Un autre sujet qui suscite de nombreuses controverses concerne l’accord signé entre l’Union européenne et le Rwanda sur les minerais stratégiques. Cet accord, conclu en 2024, vise à renforcer la coopération dans les domaines de la transformation et de l’exportation de minerais tels que le coltan, la cassitérite et le tungstène.
En RDC, beaucoup considèrent cet accord comme une contradiction dans la politique européenne. Selon eux, il est incohérent de condamner la guerre dans l’est du Congo tout en maintenant des partenariats économiques avec un pays accusé d’y jouer un rôle.
Certains députés du Parlement européen ont même demandé la révision ou la suspension de cet accord jusqu’à ce que la situation sécuritaire dans l’est de la RDC s’améliore.
Bien que la France continue d’affirmer son soutien à la paix et à la souveraineté de la RDC, les déclarations d’Emmanuel Macron ont été mal accueillies par une partie de l’opinion congolaise, notamment par ceux qui estiment que Paris fait preuve d’une trop grande prudence à l’égard du Rwanda.
Certains observateurs estiment également que les conférences internationales et les initiatives humanitaires soutenues par la France concernant la crise congolaise n’ont pas encore produit de résultats concrets sur les conditions de vie des populations, alors que des millions de déplacés continuent de vivre dans des situations extrêmement précaires, que de nombreuses infrastructures ont été détruites et que l’insécurité demeure omniprésente.

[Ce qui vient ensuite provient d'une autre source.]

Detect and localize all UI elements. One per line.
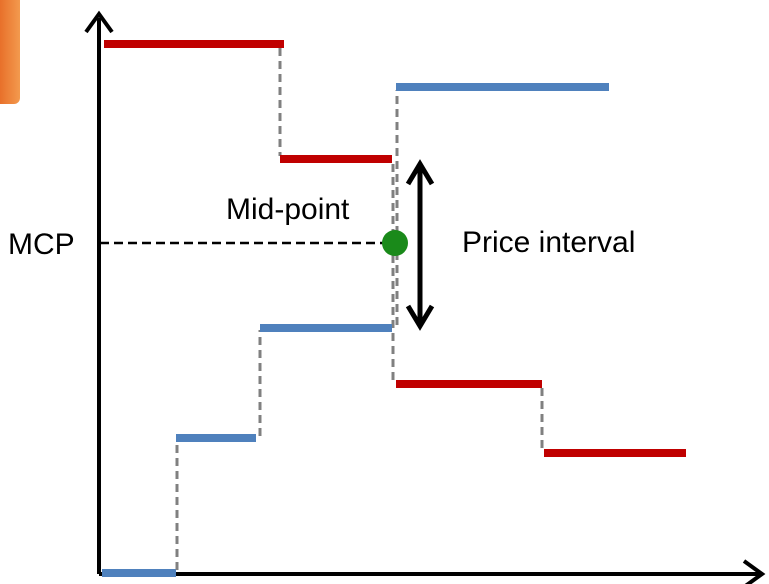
supply-curve bbox=[102, 83, 609, 577]
green-dot-icon bbox=[382, 230, 408, 256]
price-interval-label: Price interval bbox=[462, 226, 636, 259]
mid-point-label: Mid-point bbox=[226, 193, 350, 226]
axes bbox=[84, 10, 766, 584]
mcp-label: MCP bbox=[8, 228, 75, 261]
y-axis-arrowhead bbox=[84, 10, 114, 34]
orange-tab-icon bbox=[0, 0, 20, 104]
x-axis-arrowhead bbox=[742, 559, 766, 584]
double-arrow-icon bbox=[405, 159, 435, 331]
demand-curve bbox=[104, 40, 686, 457]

Dans un contexte régional de plus en plus tendu, de nombreux Congolais attendent désormais que les grandes puissances dépassent les simples déclarations diplomatiques pour adopter des mesures concrètes capables de mettre fin à une guerre qui dure depuis près de trois décennies et qui continue de dévaster la vie des populations de l’est du Congo, en particulier dans les zones où des attaques visant les Banyamulenge sont régulièrement signalées dans le Sud-Kivu.